July 24-26 and July 31 - August 2, 2014
Thursday and Friday 6:00 - 9:30 p.m.
Saturdays 8:30 a.m. - 4:30 p.m.
Today many business and employment disputes are resolved through out-of-court binding arbitration processes. This intensive, interactive course is designed to provide students with a practical grounding in counseling and advocacy skills required for state-of-the-art arbitration practice through problems and exercises simulating common arbitration scenarios in which students play the parts of lawyers, arbitrators, and parties. Students learn how to draft dispute resolution agreements for arbitration and how to advise clients on many different aspects of arbitration, including the suitability of arbitration as an alternative to negotiation, mediation or litigation. They also experience advocacy roles at all stages of arbitration, including the filing of an arbitration demand, the selection of arbitrators, planning for and conducting hearings, the publication of a final decision (award), and the enforcement or setting aside of an award. The course emphasizes modern commercial and employment arbitration in the u.S. but also includes references to international, consumer, securities and labor arbitration.
Thomas J. Stipanowich is the academic director of the Straus Institute and professor of law at Pepperdine University School of Law. Stipanowich brings a long and distinguished career as a scholar, teacher, and leader in the field along with wide-ranging experience as a commercial and construction mediator, arbitrator, federal court special master, and facilitator. From 2001 until mid-2006, he served as CEO of the International Institute for Conflict Prevention & Resolution (CPR Institute). The longtime William L. Matthews Professor of Law at the University of Kentucky, he has authored two of the leading books on commercial arbitration and many articles on ADR. Recently he coauthored a groundbreaking book and materials entitled Resolving Disputes: Theory, Practice, and Law (2005).

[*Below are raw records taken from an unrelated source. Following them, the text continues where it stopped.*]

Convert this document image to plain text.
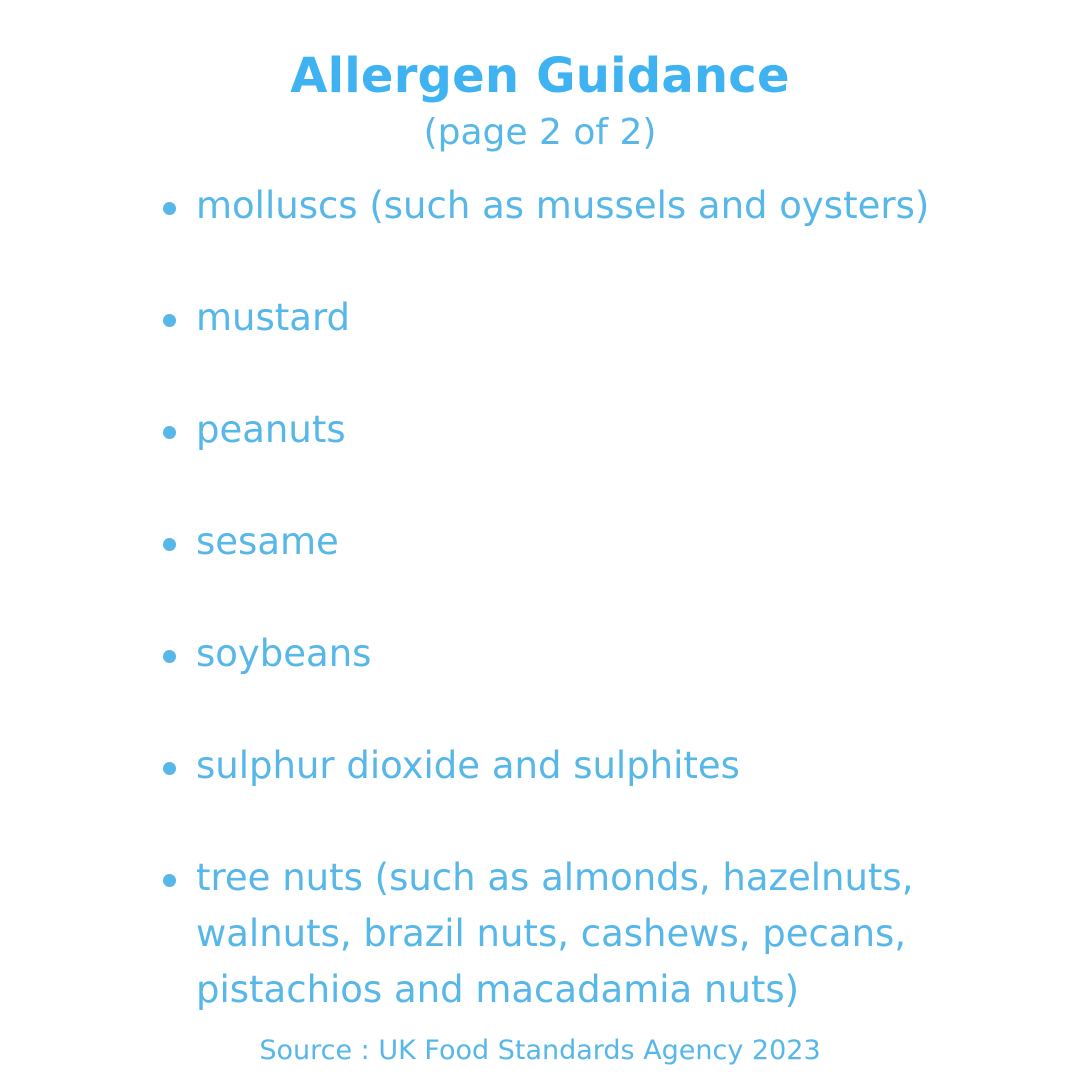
Allergen Guidance
(page 2 of 2)
molluscs (such as mussels and oysters)
mustard
peanuts
sesame
soybeans
sulphur dioxide and sulphites
tree nuts (such as almonds, hazelnuts, walnuts, brazil nuts, cashews, pecans, pistachios and macadamia nuts)
Source : UK Food Standards Agency 2023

This course provides a comprehensive overview of international arbitration law and practice. Topics explored include the making and enforcement of arbitration agreements; the selection and appointment of the arbitral tribunal; preliminary proceedings, including procedural orders and interim relief; the arbitration hearing; and the making and enforcement of the arbitral award. Particular attention is paid to the enforcement of arbitration agreements and awards, the role of the New York Convention of the Recognition and Enforcement of Foreign Arbitral Awards and other treaties, and their interplay with national laws as a backdrop for private arbitration agreements.
Thomas Pfeiffer is Professor of law at Heidelberg University, Germany, and Director of this University's Institute for Comparative and Private International Law. Prior to moving to Heidelberg, he served as Professor of Law at Bielefeld University (1994-2002) and as Judge at the Hamm Court of Appeal (1996-2002). Outside Germany, he taught as Visiting Professor at Hong Kong City University and the Georgetown Law Center and gave guest lectures at Universities in various European countries. In legal practice, he was involved as an arbitrator or an expert for German, European and International Law in proceedings in Australia, Canada, France, Germany, Japan, The Netherlands, Russia, Singapore, Sweden, the UK and the US. He is the editor i.a. of the monthly Newsletter of the "Working Group on International Legal Issues" of the German Bar Association and member of the "German Council on Conflict of Laws", the advisory committee for the German Ministry of Justice on conflict of laws.